I have been saying since June that there would probably be a new all-time high in September or October. Because of the nested trading ranges, it might take longer.

The past two months now have a lower high double top and a higher low double bottom. Traders now will wonder if there will be one more lower high over the next week or two, which would convert the two-month range into a triangle.

Because the current trading range is also a bull channel after the 2019 strong rally, traders still expect higher prices. But unless the bulls get several consecutive bull bars, the upside breakout will probably not get very far.

The bears see the September lower high as the right shoulder of a Head & Shoulders top. The May lower high is the left shoulder. They hope for a break below the four-month range and then a measured move down to around the Christmas low.

When there is a strong sell signal bar, the bears have a 40% chance of a swing down. However, the sell signal bar three weeks ago was a doji, not a bear bar closing on its low. Also, the entry bar two weeks ago had a small body. Last week was the follow-through bar. While it had a bear body, it closed above its midpoint. It is therefore a reversal bar and a buy signal bar for next week.

As a result of these factors, the bears currently have only a 30% chance of a swing down. Their odds will go up if they can suddenly get one or two big bear bars closing near their lows. Without that, the odds favor a bull breakout. But there might be more sideways trading first.

Strong reversal up from bear trap

The E-mini S&P 500 futures sold off with two big bear bars this past week on the daily chart (see below). However, it also reversed up sharply. Both bull bars had big bodies and closed near their highs.

Emini S&P500 daily candlestick chart with bear trap and sell climax

The selloff was therefore a bear trap. A trap typically has at least two legs up. In addition, the reversal usually tests the top of the sell climax, which is the Oct. 1 high of 2994.00. Consequently, the odds favor higher prices over the next week or two. Also, traders expect the first reversal down to last only one to three days. They will buy the pullback. Until then, most bears will not sell until they see at least a micro double top.

Since the weekly and monthly charts are in bull trends, the odds favor higher prices. Remember, on the daily chart, at least a small second leg sideways to up is likely after the bear trap. But with the bull trends on the weekly and monthly charts, the E-mini will probably make a new all-time high within a couple months.

Ledge top was support

Traders might remember that on Sept. 3, there was a 70% chance of a break above the 2946.00 ledge top. Also, there was a 70% chance of a pullback after that breakout to below the top of that ledge. I expected the pullback within a few weeks. It came last week.

Friday closed on its high and back above the top of the August ledge. The E-mini did what it typically does after a wedge top. It breaks out and then pulls back below the top of the ledge. Traders then look for the next pattern.

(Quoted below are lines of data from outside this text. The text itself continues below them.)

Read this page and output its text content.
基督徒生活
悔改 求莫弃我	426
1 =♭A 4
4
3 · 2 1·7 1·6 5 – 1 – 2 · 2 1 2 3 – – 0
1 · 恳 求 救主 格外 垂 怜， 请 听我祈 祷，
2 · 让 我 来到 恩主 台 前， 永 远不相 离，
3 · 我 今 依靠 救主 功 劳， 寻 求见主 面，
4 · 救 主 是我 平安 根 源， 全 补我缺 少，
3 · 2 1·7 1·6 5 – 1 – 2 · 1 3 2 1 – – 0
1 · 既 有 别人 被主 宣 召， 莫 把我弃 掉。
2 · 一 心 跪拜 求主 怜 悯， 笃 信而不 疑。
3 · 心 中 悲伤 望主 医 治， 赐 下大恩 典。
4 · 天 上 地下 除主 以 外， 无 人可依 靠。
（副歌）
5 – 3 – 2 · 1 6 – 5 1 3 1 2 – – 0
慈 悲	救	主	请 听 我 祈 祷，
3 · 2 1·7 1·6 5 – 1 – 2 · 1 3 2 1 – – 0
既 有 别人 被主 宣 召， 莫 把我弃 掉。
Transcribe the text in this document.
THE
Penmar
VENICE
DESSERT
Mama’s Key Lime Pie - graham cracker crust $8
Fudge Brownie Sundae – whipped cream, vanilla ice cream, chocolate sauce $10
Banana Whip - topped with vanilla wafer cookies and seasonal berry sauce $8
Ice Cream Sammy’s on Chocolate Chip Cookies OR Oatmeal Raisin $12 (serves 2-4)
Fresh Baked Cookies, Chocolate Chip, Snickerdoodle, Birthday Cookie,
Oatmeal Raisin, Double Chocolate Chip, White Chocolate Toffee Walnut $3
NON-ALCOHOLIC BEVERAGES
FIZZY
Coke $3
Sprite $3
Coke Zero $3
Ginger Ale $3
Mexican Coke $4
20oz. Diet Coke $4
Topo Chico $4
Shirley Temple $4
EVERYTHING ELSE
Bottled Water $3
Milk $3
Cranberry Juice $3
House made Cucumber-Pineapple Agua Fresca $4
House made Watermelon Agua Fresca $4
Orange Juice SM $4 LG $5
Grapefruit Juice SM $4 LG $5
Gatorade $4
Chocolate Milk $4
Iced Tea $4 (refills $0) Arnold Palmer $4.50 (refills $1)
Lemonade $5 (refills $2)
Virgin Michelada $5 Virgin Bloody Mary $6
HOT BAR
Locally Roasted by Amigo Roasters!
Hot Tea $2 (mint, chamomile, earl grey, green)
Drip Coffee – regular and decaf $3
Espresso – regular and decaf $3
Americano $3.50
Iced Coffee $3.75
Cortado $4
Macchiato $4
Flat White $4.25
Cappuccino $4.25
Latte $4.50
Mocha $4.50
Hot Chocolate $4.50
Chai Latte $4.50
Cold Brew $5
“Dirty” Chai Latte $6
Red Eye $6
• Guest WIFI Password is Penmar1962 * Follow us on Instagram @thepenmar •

Because of the bear trap, the odds favor higher prices. But the daily chart has been sideways for four months. It might continue sideways for many more weeks before the bulls get their new high. It is important to understand that the new high is still likely within a month or two.

October begins bullish season

There is often a selloff in October. Extreme examples are the stock market crashes in 1929 and 1987. However, when there is a strong selloff in October, there is often a sharp reversal up, and it often lasts for many months. There is an adage, “Sell in May and go away.” What is unsaid is that you eventually look to buy again. Traders often look for a selloff in October to buy theoretically into the next May.

Is this folklore? There is some reality to it. This month’s reversal up is earlier than what is typical, but it is strong enough to be the likely bottom for at least the next month or two. It could last for many months.